Our parents loved to travel.  They racked up thousands of miles by car, driving back and forth across the country with our father at the wheel and with our mother riding shotgun with a highway atlas laid out on her lap. One of her most infamous detours was in the middle of New Mexico where, to dodge a freight train crossing, she launched us off on a series of dirt roads that led us through a ranch (between the barn and the house) but eventually got us back to where we were going.

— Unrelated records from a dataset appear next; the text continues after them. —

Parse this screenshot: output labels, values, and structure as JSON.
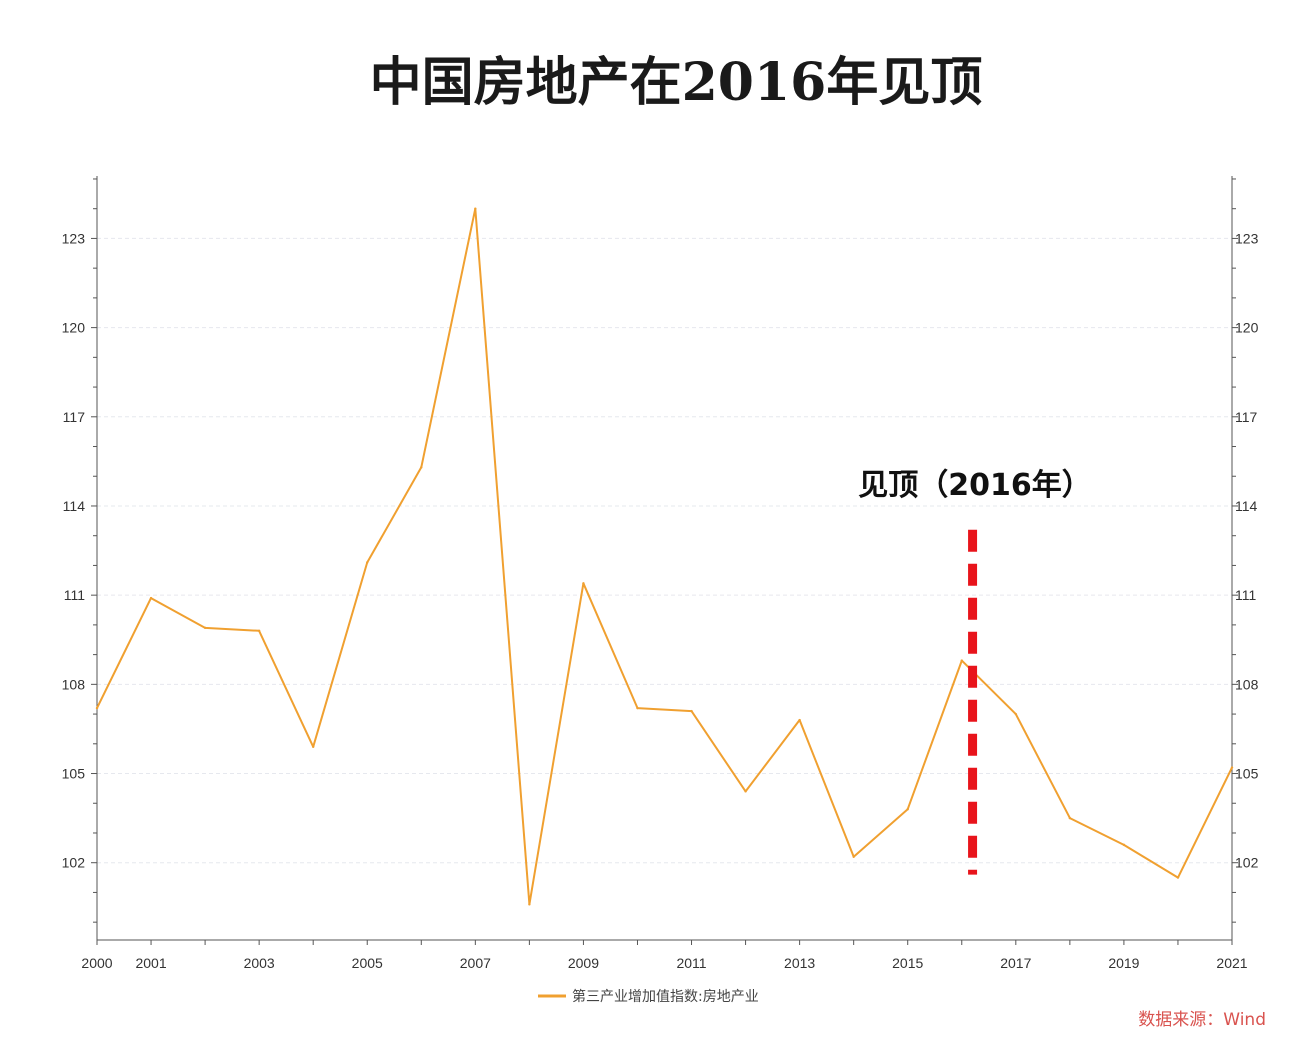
{
  "chart_data": {
    "type": "line",
    "title": "中国房地产在2016年见顶",
    "x": [
      2000,
      2001,
      2002,
      2003,
      2004,
      2005,
      2006,
      2007,
      2008,
      2009,
      2010,
      2011,
      2012,
      2013,
      2014,
      2015,
      2016,
      2017,
      2018,
      2019,
      2020,
      2021
    ],
    "x_tick_labels": [
      "2000",
      "2001",
      "2003",
      "2005",
      "2007",
      "2009",
      "2011",
      "2013",
      "2015",
      "2017",
      "2019",
      "2021"
    ],
    "x_tick_values": [
      2000,
      2001,
      2003,
      2005,
      2007,
      2009,
      2011,
      2013,
      2015,
      2017,
      2019,
      2021
    ],
    "y_tick_values": [
      102,
      105,
      108,
      111,
      114,
      117,
      120,
      123
    ],
    "y_tick_labels": [
      "102",
      "105",
      "108",
      "111",
      "114",
      "117",
      "120",
      "123"
    ],
    "xlim": [
      2000,
      2021
    ],
    "ylim": [
      99.4,
      125.1
    ],
    "series": [
      {
        "name": "第三产业增加值指数:房地产业",
        "color": "#f0a030",
        "values": [
          107.2,
          110.9,
          109.9,
          109.8,
          105.9,
          112.1,
          115.3,
          124.0,
          100.6,
          111.4,
          107.2,
          107.1,
          104.4,
          106.8,
          102.2,
          103.8,
          108.8,
          107.0,
          103.5,
          102.6,
          101.5,
          105.2
        ]
      }
    ],
    "right_axis": true,
    "grid": true,
    "legend_position": "bottom-center",
    "annotation": {
      "text": "见顶（2016年）",
      "x": 2016.2,
      "y_top": 113.2,
      "y_bottom": 101.6,
      "color": "#e8141b"
    },
    "source": "数据来源：Wind"
  }
}
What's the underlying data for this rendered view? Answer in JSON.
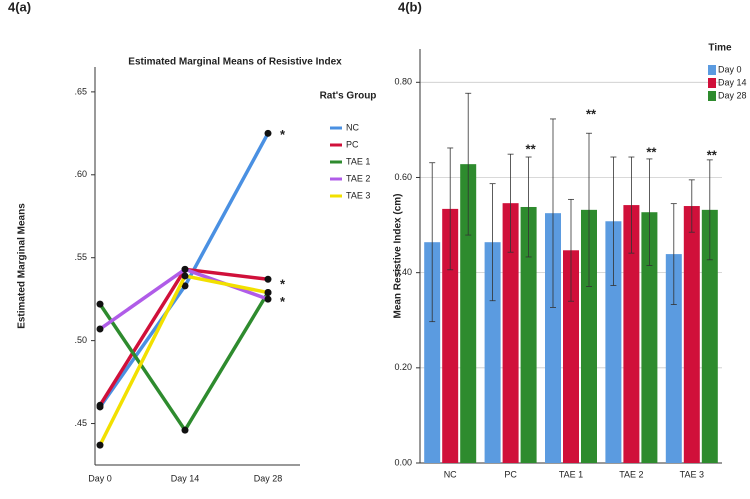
{
  "chart_data": [
    {
      "type": "line",
      "panel_label": "4(a)",
      "title": "Estimated Marginal Means of Resistive Index",
      "y_label": "Estimated Marginal Means",
      "legend_title": "Rat's Group",
      "categories": [
        "Day 0",
        "Day 14",
        "Day 28"
      ],
      "ylim": [
        0.425,
        0.665
      ],
      "yticks": [
        {
          "value": 0.45,
          "label": ".45"
        },
        {
          "value": 0.5,
          "label": ".50"
        },
        {
          "value": 0.55,
          "label": ".55"
        },
        {
          "value": 0.6,
          "label": ".60"
        },
        {
          "value": 0.65,
          "label": ".65"
        }
      ],
      "series": [
        {
          "name": "NC",
          "color": "#4a90e2",
          "values": [
            0.46,
            0.533,
            0.625
          ]
        },
        {
          "name": "PC",
          "color": "#d0103a",
          "values": [
            0.461,
            0.543,
            0.537
          ]
        },
        {
          "name": "TAE 1",
          "color": "#2e8b2e",
          "values": [
            0.522,
            0.446,
            0.529
          ]
        },
        {
          "name": "TAE 2",
          "color": "#b05ce8",
          "values": [
            0.507,
            0.543,
            0.525
          ]
        },
        {
          "name": "TAE 3",
          "color": "#f2e000",
          "values": [
            0.437,
            0.539,
            0.529
          ]
        }
      ],
      "annotations": [
        "*",
        "*",
        "*"
      ]
    },
    {
      "type": "bar",
      "panel_label": "4(b)",
      "y_label": "Mean Resistive Index (cm)",
      "legend_title": "Time",
      "categories": [
        "NC",
        "PC",
        "TAE 1",
        "TAE 2",
        "TAE 3"
      ],
      "ylim": [
        0,
        0.87
      ],
      "yticks": [
        {
          "value": 0,
          "label": "0.00"
        },
        {
          "value": 0.2,
          "label": "0.20"
        },
        {
          "value": 0.4,
          "label": "0.40"
        },
        {
          "value": 0.6,
          "label": "0.60"
        },
        {
          "value": 0.8,
          "label": "0.80"
        }
      ],
      "grid": true,
      "series": [
        {
          "name": "Day 0",
          "color": "#5b9be0",
          "values": [
            0.464,
            0.464,
            0.525,
            0.508,
            0.439
          ],
          "errors": [
            0.167,
            0.123,
            0.198,
            0.135,
            0.106
          ]
        },
        {
          "name": "Day 14",
          "color": "#d0103a",
          "values": [
            0.534,
            0.546,
            0.447,
            0.542,
            0.54
          ],
          "errors": [
            0.128,
            0.103,
            0.107,
            0.101,
            0.055
          ]
        },
        {
          "name": "Day 28",
          "color": "#2e8b2e",
          "values": [
            0.628,
            0.538,
            0.532,
            0.527,
            0.532
          ],
          "errors": [
            0.149,
            0.105,
            0.161,
            0.112,
            0.105
          ]
        }
      ],
      "annotations": [
        "**",
        "**",
        "**",
        "**"
      ]
    }
  ]
}
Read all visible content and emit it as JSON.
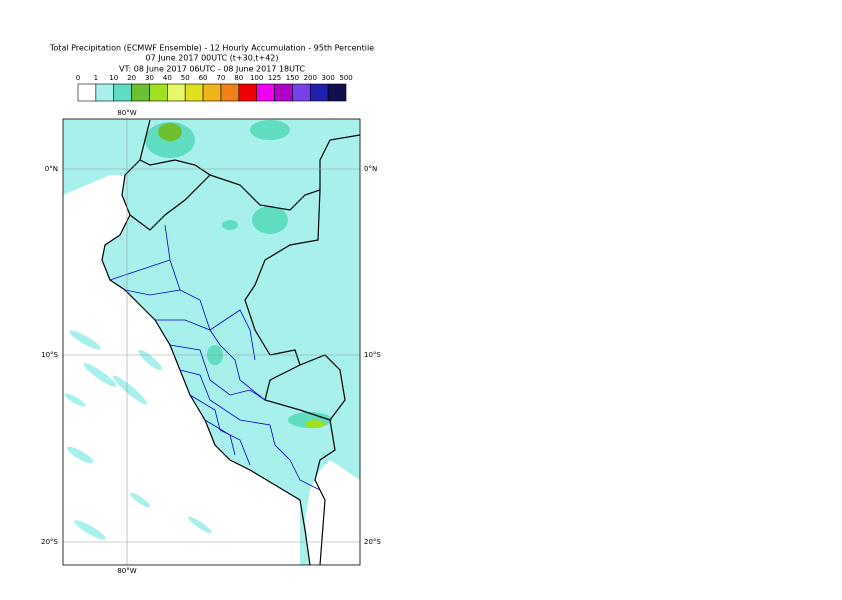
{
  "header": {
    "title": [
      "Total Precipitation (ECMWF Ensemble) - 12 Hourly Accumulation - 95th Percentile",
      "07 June 2017 00UTC (t+30,t+42)",
      "VT: 08 June 2017 06UTC - 08 June 2017 18UTC"
    ]
  },
  "legend": {
    "labels": [
      0,
      1,
      10,
      20,
      30,
      40,
      50,
      60,
      70,
      80,
      100,
      125,
      150,
      200,
      300,
      500
    ],
    "colors": [
      "#ffffff",
      "#a8f0ec",
      "#60dcc0",
      "#6cc030",
      "#a0e020",
      "#e8f868",
      "#e0e020",
      "#f0b418",
      "#f08018",
      "#f00000",
      "#f000f0",
      "#b000c8",
      "#7840e8",
      "#2020b0",
      "#101050"
    ]
  },
  "map": {
    "meridian": "80°W",
    "parallels": [
      "0°N",
      "10°S",
      "20°S"
    ]
  }
}
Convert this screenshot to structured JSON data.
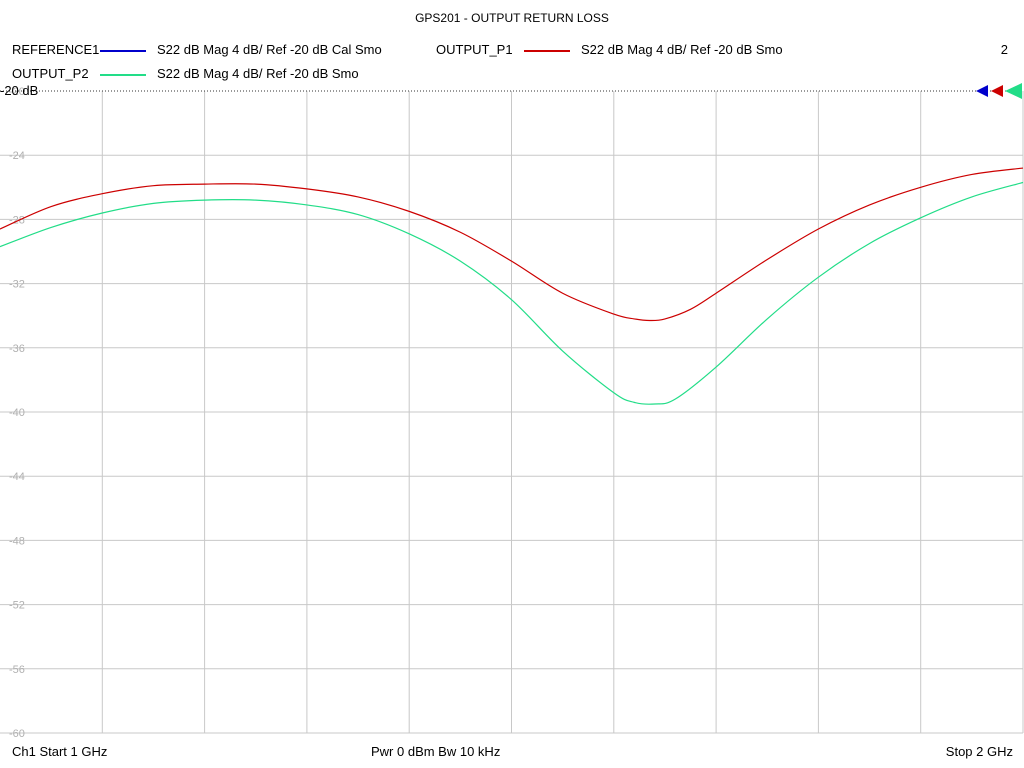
{
  "title": "GPS201 - OUTPUT RETURN LOSS",
  "channel_number": "2",
  "ref_label": "-20 dB",
  "legend": [
    {
      "name": "REFERENCE1",
      "desc": "S22  dB Mag  4 dB/ Ref -20 dB  Cal Smo",
      "color": "#0000cc"
    },
    {
      "name": "OUTPUT_P1",
      "desc": "S22  dB Mag  4 dB/ Ref -20 dB  Smo",
      "color": "#cc0000"
    },
    {
      "name": "OUTPUT_P2",
      "desc": "S22  dB Mag  4 dB/ Ref -20 dB  Smo",
      "color": "#22dd88"
    }
  ],
  "footer": {
    "start": "Ch1  Start  1 GHz",
    "power": "Pwr  0 dBm  Bw  10 kHz",
    "stop": "Stop  2 GHz"
  },
  "chart_data": {
    "type": "line",
    "title": "GPS201 - OUTPUT RETURN LOSS",
    "xlim": [
      1,
      2
    ],
    "ylim": [
      -60,
      -20
    ],
    "yticks": [
      -20,
      -24,
      -28,
      -32,
      -36,
      -40,
      -44,
      -48,
      -52,
      -56,
      -60
    ],
    "x_divisions": 10,
    "grid": true,
    "series": [
      {
        "name": "OUTPUT_P1",
        "color": "#cc0000",
        "x": [
          1.0,
          1.05,
          1.1,
          1.15,
          1.2,
          1.25,
          1.3,
          1.35,
          1.4,
          1.45,
          1.5,
          1.55,
          1.6,
          1.62,
          1.635,
          1.65,
          1.675,
          1.7,
          1.75,
          1.8,
          1.85,
          1.9,
          1.95,
          2.0
        ],
        "y": [
          -28.6,
          -27.2,
          -26.4,
          -25.9,
          -25.8,
          -25.8,
          -26.1,
          -26.6,
          -27.5,
          -28.8,
          -30.6,
          -32.6,
          -33.9,
          -34.2,
          -34.3,
          -34.2,
          -33.6,
          -32.6,
          -30.5,
          -28.6,
          -27.1,
          -26.0,
          -25.2,
          -24.8
        ]
      },
      {
        "name": "OUTPUT_P2",
        "color": "#22dd88",
        "x": [
          1.0,
          1.05,
          1.1,
          1.15,
          1.2,
          1.25,
          1.3,
          1.35,
          1.4,
          1.45,
          1.5,
          1.55,
          1.6,
          1.62,
          1.64,
          1.66,
          1.7,
          1.75,
          1.8,
          1.85,
          1.9,
          1.95,
          2.0
        ],
        "y": [
          -29.7,
          -28.5,
          -27.6,
          -27.0,
          -26.8,
          -26.8,
          -27.1,
          -27.7,
          -28.9,
          -30.6,
          -33.0,
          -36.2,
          -38.8,
          -39.4,
          -39.5,
          -39.2,
          -37.2,
          -34.2,
          -31.6,
          -29.5,
          -27.9,
          -26.6,
          -25.7
        ]
      }
    ]
  }
}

In later years, when a relative died in South Dakota, my parents chose to drive from Arizona rather than take a plane to Minneapolis.  When it was time to go back home, my mother said, “You know what, we’ve never made it to Yosemite.”  So that’s how they came home to Arizona from northeastern South Dakota, by way of Yosemite, but they were slowing down by then.  My mother said, when she realized they were crossing into Yuma on that last drive home, she shed real tears, crying for miles, because she knew they wouldn’t be doing that again.  Maybe they’d take another driving trip, but it probably wouldn’t be just the two of them.

They loved practical jokes.  Laughter was part and parcel of every meal, right along with the food.  Once they lost my younger brother Jim, at age fifty due to an undiagnosed heart ailment, a light went out of their lives and so did most of the laughter.  Jim’s presence in Bisbee and his ability to look in on them was one of the reasons they were able to live independently for so long.  Eventually my father began to develop short-term memory loss and couldn’t remember how to get home.  By then my mother had macular degeneration and couldn’t see well enough to drive.  Thanks to cataract surgery, my father’s vision was better than it had ever been in his life, so he drove—with my mother telling him where to turn.  For years there was a sign on their refrigerator that said: IF AT FIRST YOU DON’T SUCCEED, DO IT THE WAY YOUR WIFE TOLD YOU!

Finally, though there was nothing for it but for them to move into assisted living.  Not long after that, my father passed away from a sudden stroke, leaving my mother behind–lost, lonely, and heartbroken.  And that really brought a final end of her laughter because “Norman had no business going off like that and leaving me alone.”

Those last few years after my dad’s passing, Evie was not herself, and I choose not to remember her that way.  I choose instead to remember her as part of a team–two strong individuals, yoked together by love and always pulling in the same direction.

So today, on August 24th, the 82nd anniversary of their wedding day, I’m remembering and honoring Norman and Evie.

Happy Anniversary, you two, and many happy returns.